SQL on FHIR WG Meeting — July 8, 2025
Nikolai Ryzhikov
CTO at Health Samurai
Steve Munini
CEO and CTO, Helios Software
Arjun Sanyal
Principal Antidote Solutions
Gino Canessa
Principal Software Engineer at Microsoft
AD
Adam Culbertson
Jul 8, 2025
Topics discussed:
- Nikolai asked whether format and filters should be set per view or once for the whole export. Steve Munini wanted them on the export — people work in one format per project, and wanting two formats in one request would be odd. Gino Canessa agreed and put it plainly: he wouldn't want to build a pipeline that produced a Parquet export and a CSV export from the same call, so issue two requests. The nested per-view parameters came out for the same reason Steve gave — nesting leaves implementers asking when to use the nested slot versus the root, and what happens if you fill in both. It also can't survive a GET, since those only carry simple types.
- Arjun Sanyal questioned why $export takes multiple views at all, given nothing joins them — convenience only? Nikolai's answer was consistency: one call lets the server snapshot and export every view against the same data, and two separate requests guarantee you nothing.
- Multiple views then created a problem Gino spotted: if you can pass the same view twice with different filters or groups, the outputs need a key, and the view's name isn't unique. So each view gets an id, defaulting to the view name, and it's only required once you have more than one — the single-view case stays simple.
- Steve had started implementing _page and hit a wall: FHIR search has a Bundle with a tidy slot for links, but a CSV or a Parquet file has nowhere to put them. He found the RFC that standardises pagination links in headers; Gino noted Bundle.link already uses that same RFC and only lives in the body because messaging has no headers. Paging was dropped for now, with headers as the route back in if anyone asks.

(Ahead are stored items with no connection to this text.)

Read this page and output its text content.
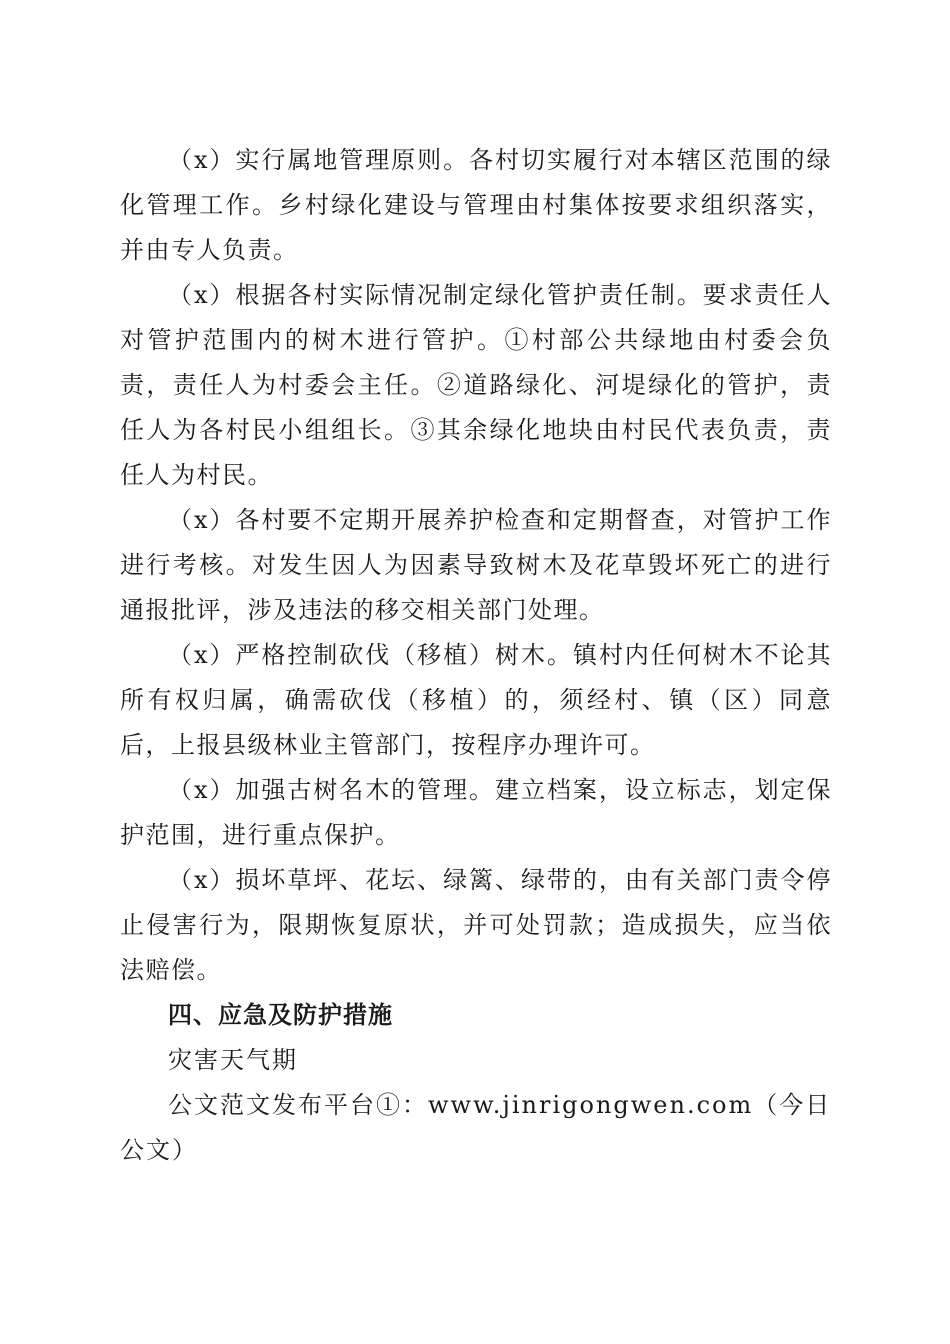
（x）实行属地管理原则。各村切实履行对本辖区范围的绿化管理工作。乡村绿化建设与管理由村集体按要求组织落实，并由专人负责。

（x）根据各村实际情况制定绿化管护责任制。要求责任人对管护范围内的树木进行管护。①村部公共绿地由村委会负责，责任人为村委会主任。②道路绿化、河堤绿化的管护，责任人为各村民小组组长。③其余绿化地块由村民代表负责，责任人为村民。

（x）各村要不定期开展养护检查和定期督查，对管护工作进行考核。对发生因人为因素导致树木及花草毁坏死亡的进行通报批评，涉及违法的移交相关部门处理。

（x）严格控制砍伐（移植）树木。镇村内任何树木不论其所有权归属，确需砍伐（移植）的，须经村、镇（区）同意后，上报县级林业主管部门，按程序办理许可。

（x）加强古树名木的管理。建立档案，设立标志，划定保护范围，进行重点保护。

（x）损坏草坪、花坛、绿篱、绿带的，由有关部门责令停止侵害行为，限期恢复原状，并可处罚款；造成损失，应当依法赔偿。

四、应急及防护措施

灾害天气期

公文范文发布平台①：www.jinrigongwen.com（今日公文）
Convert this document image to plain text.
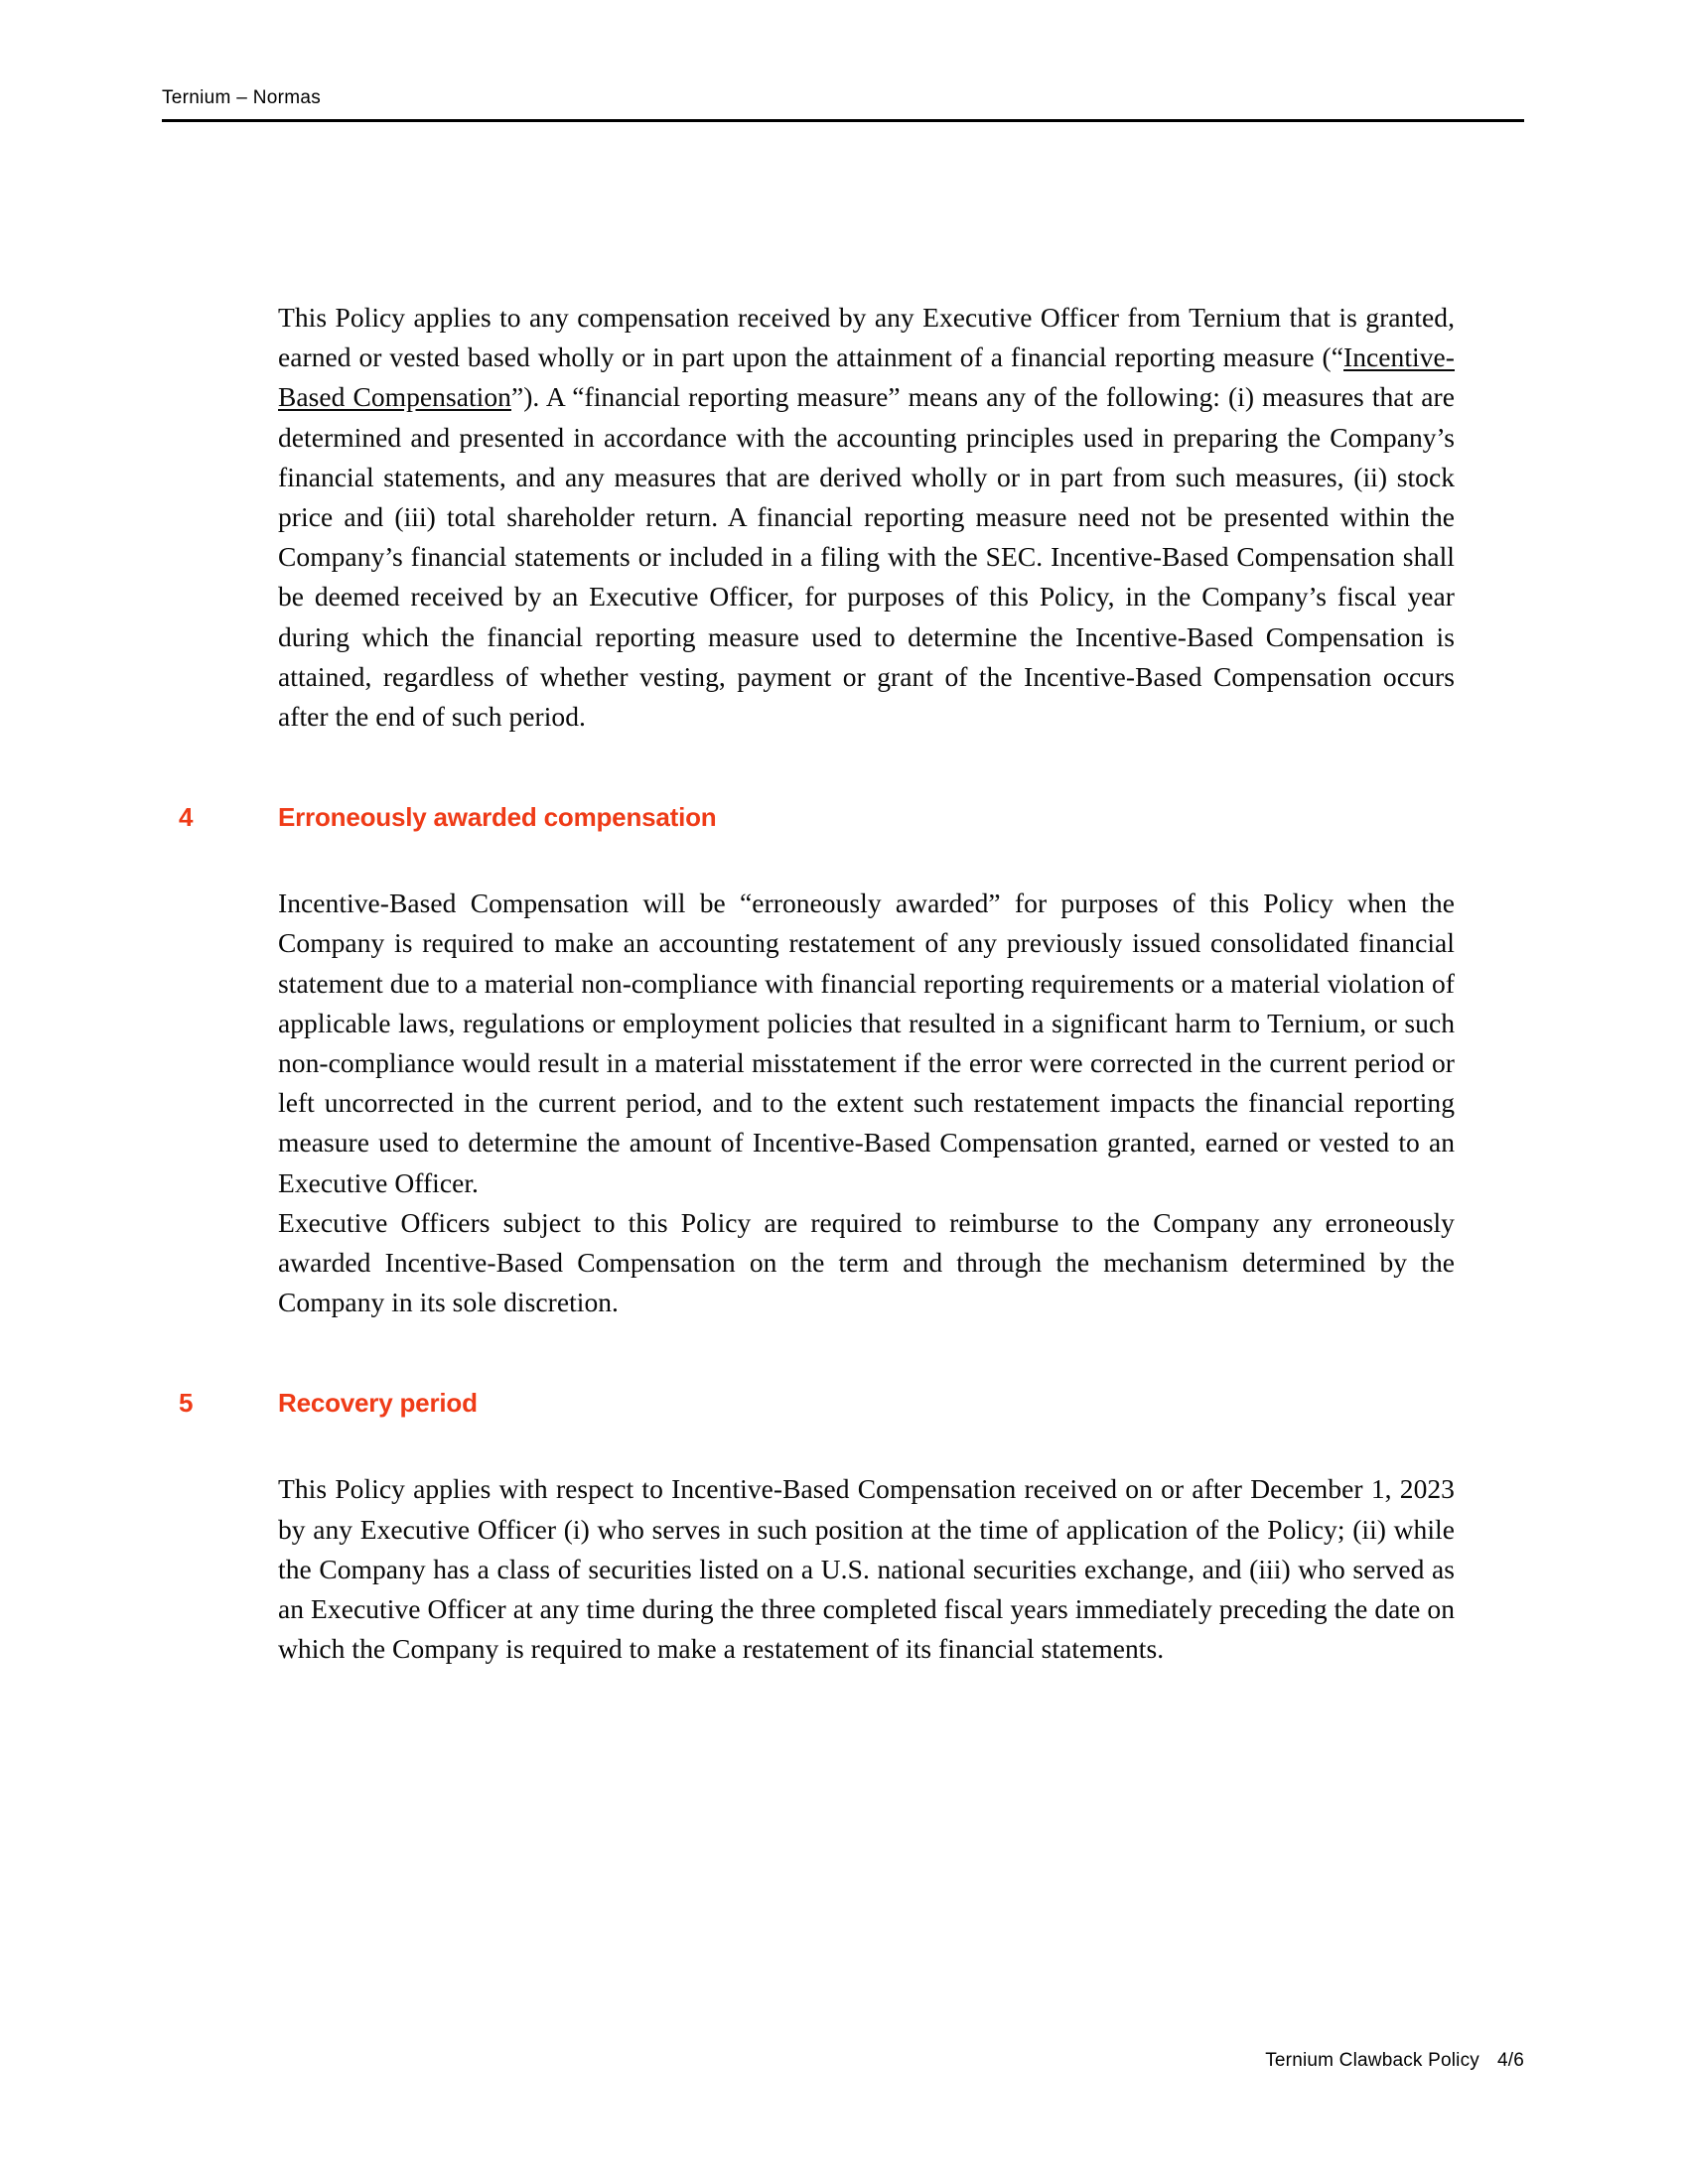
Ternium – Normas

This Policy applies to any compensation received by any Executive Officer from Ternium that is granted, earned or vested based wholly or in part upon the attainment of a financial reporting measure (“Incentive-Based Compensation”). A “financial reporting measure” means any of the following: (i) measures that are determined and presented in accordance with the accounting principles used in preparing the Company’s financial statements, and any measures that are derived wholly or in part from such measures, (ii) stock price and (iii) total shareholder return. A financial reporting measure need not be presented within the Company’s financial statements or included in a filing with the SEC. Incentive-Based Compensation shall be deemed received by an Executive Officer, for purposes of this Policy, in the Company’s fiscal year during which the financial reporting measure used to determine the Incentive-Based Compensation is attained, regardless of whether vesting, payment or grant of the Incentive-Based Compensation occurs after the end of such period.

4	Erroneously awarded compensation

Incentive-Based Compensation will be “erroneously awarded” for purposes of this Policy when the Company is required to make an accounting restatement of any previously issued consolidated financial statement due to a material non-compliance with financial reporting requirements or a material violation of applicable laws, regulations or employment policies that resulted in a significant harm to Ternium, or such non-compliance would result in a material misstatement if the error were corrected in the current period or left uncorrected in the current period, and to the extent such restatement impacts the financial reporting measure used to determine the amount of Incentive-Based Compensation granted, earned or vested to an Executive Officer.

Executive Officers subject to this Policy are required to reimburse to the Company any erroneously awarded Incentive-Based Compensation on the term and through the mechanism determined by the Company in its sole discretion.

5	Recovery period

This Policy applies with respect to Incentive-Based Compensation received on or after December 1, 2023 by any Executive Officer (i) who serves in such position at the time of application of the Policy; (ii) while the Company has a class of securities listed on a U.S. national securities exchange, and (iii) who served as an Executive Officer at any time during the three completed fiscal years immediately preceding the date on which the Company is required to make a restatement of its financial statements.

Ternium Clawback Policy 4/6
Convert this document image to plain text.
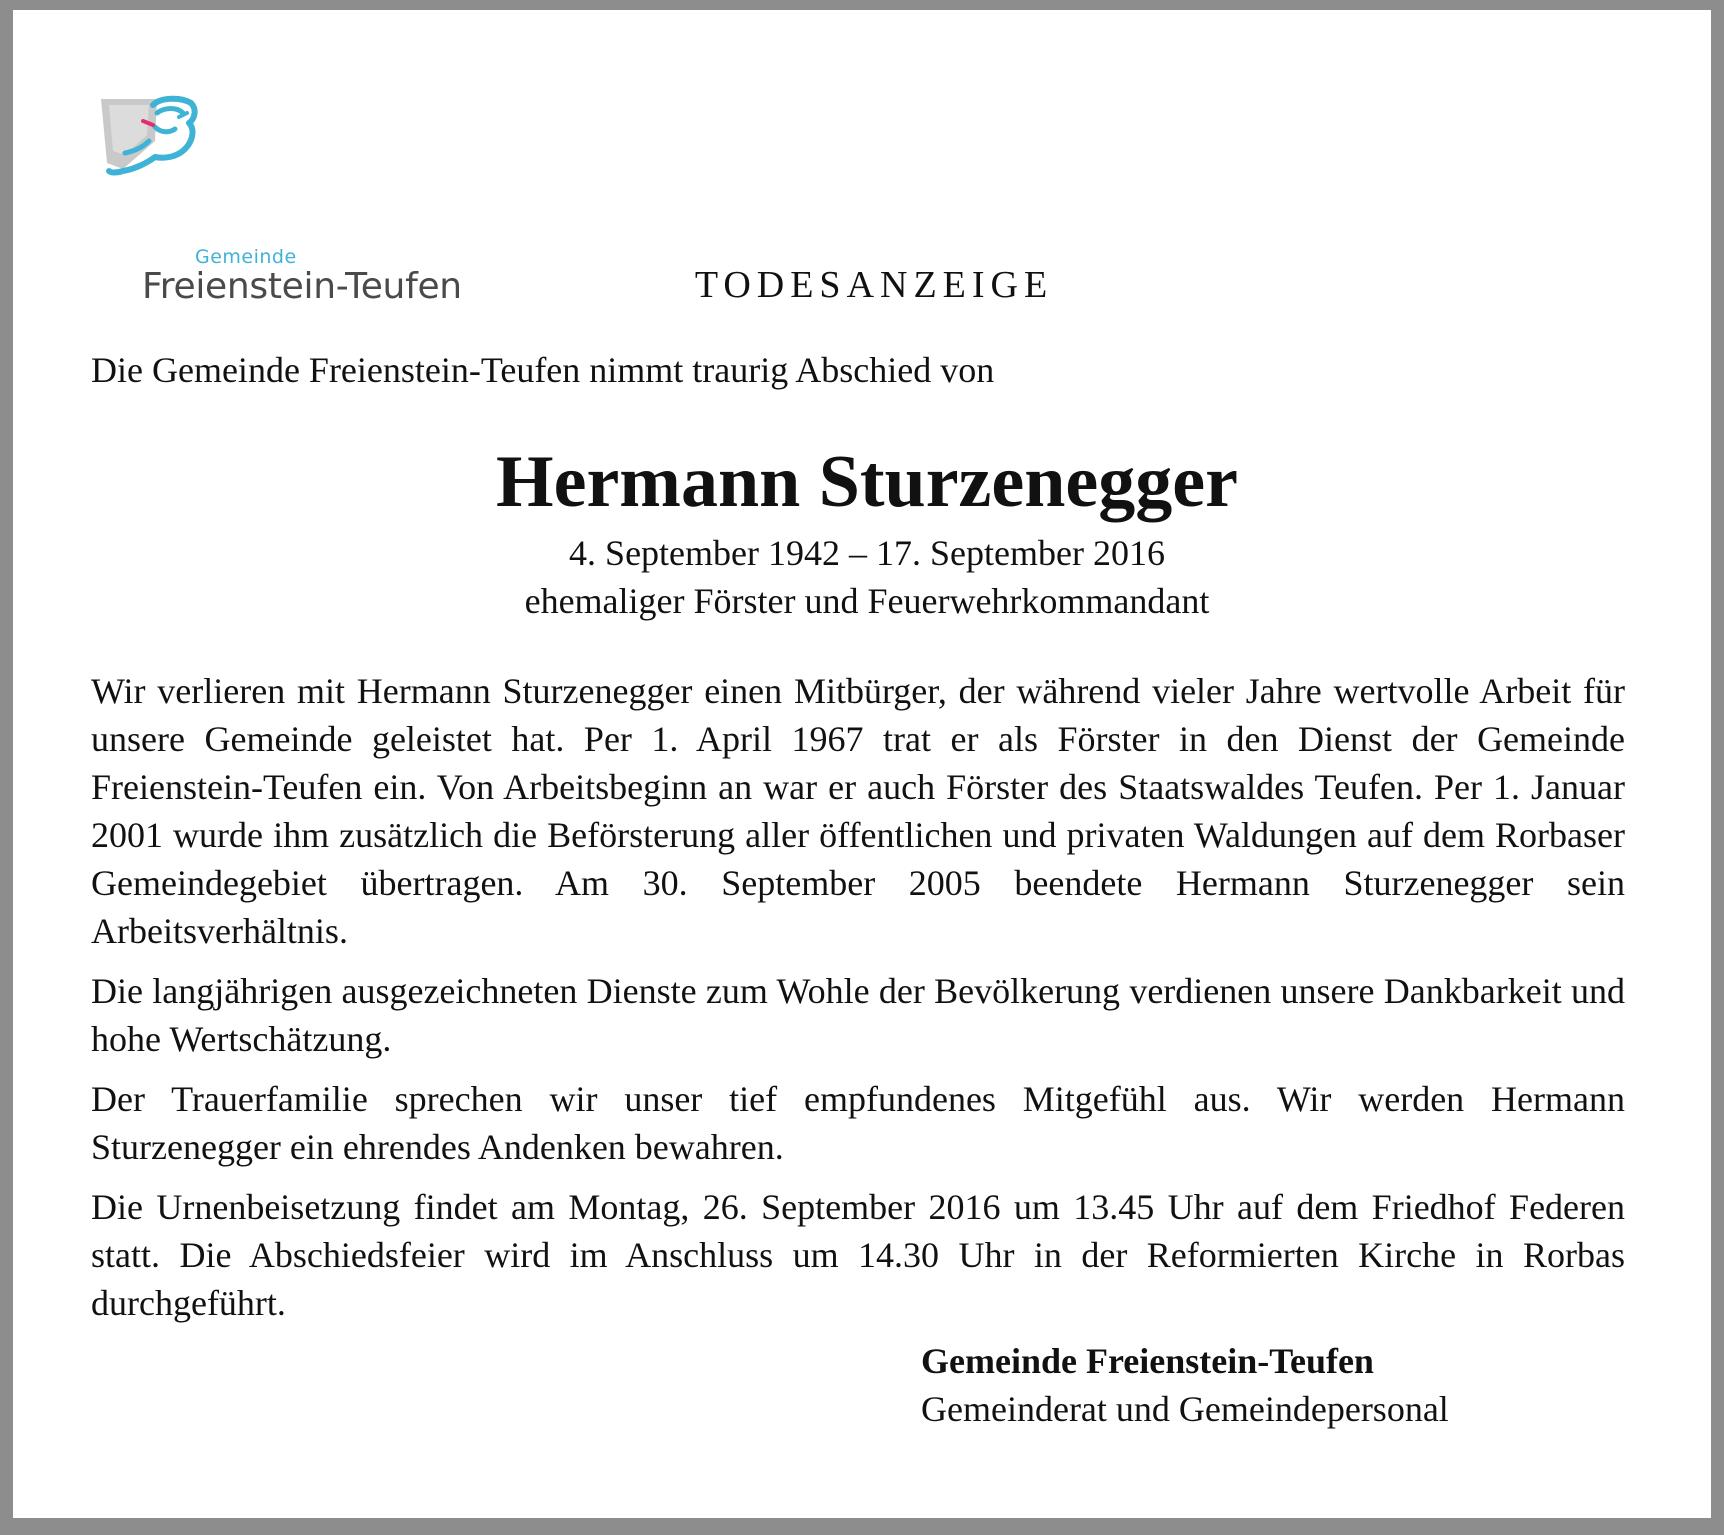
Gemeinde
Freienstein-Teufen	TODESANZEIGE
Die Gemeinde Freienstein-Teufen nimmt traurig Abschied von
Hermann Sturzenegger
4. September 1942 – 17. September 2016
ehemaliger Förster und Feuerwehrkommandant

Wir verlieren mit Hermann Sturzenegger einen Mitbürger, der während vieler Jahre wertvolle Arbeit für unsere Gemeinde geleistet hat. Per 1. April 1967 trat er als Förster in den Dienst der Gemeinde Freienstein-Teufen ein. Von Arbeitsbeginn an war er auch Förster des Staatswaldes Teufen. Per 1. Januar 2001 wurde ihm zusätzlich die Beförsterung aller öffentlichen und privaten Waldungen auf dem Rorbaser Gemeindegebiet übertragen. Am 30. September 2005 beendete Hermann Sturzenegger sein Arbeitsverhältnis.

Die langjährigen ausgezeichneten Dienste zum Wohle der Bevölkerung verdienen unsere Dankbarkeit und hohe Wertschätzung.

Der Trauerfamilie sprechen wir unser tief empfundenes Mitgefühl aus. Wir werden Hermann Sturzenegger ein ehrendes Andenken bewahren.

Die Urnenbeisetzung findet am Montag, 26. September 2016 um 13.45 Uhr auf dem Friedhof Federen statt. Die Abschiedsfeier wird im Anschluss um 14.30 Uhr in der Reformierten Kirche in Rorbas durchgeführt.

Gemeinde Freienstein-Teufen
Gemeinderat und Gemeindepersonal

- The long one was _count. Gino explained the FHIR distinction: _count is page size, while _max-results — added in R5 — is a hard truncation, so the server can throw its cursor away and stop tracking your search. Steve preferred truncation, since $run is really a preview. That exposed the deeper question: one resource can produce many rows, so does the number count resources going in or rows coming out? Nikolai wanted to match FHIR and count resources; Gino's line was "we're in SQL land, we do it by rows". They landed on _limit, which sidesteps the collision entirely, with the underscore because the FHIR style guide reserves it for parameters that aren't tied to a resource.
- Nikolai suggested underscoring every parameter so anything without one could be read as a search parameter. Gino argued against: you'd risk collisions, and plenty of search parameters already carry underscores — _id, _lastUpdated, _profile, _list, _content. John Grimes' question about default type hints came up in his absence and was held for him, though the shape of the problem surfaced: FHIR dateTime is a strange beast because partial dates make it a range rather than a point, so it won't map to an ISO type, whereas instant looks safely convertible to a timestamp.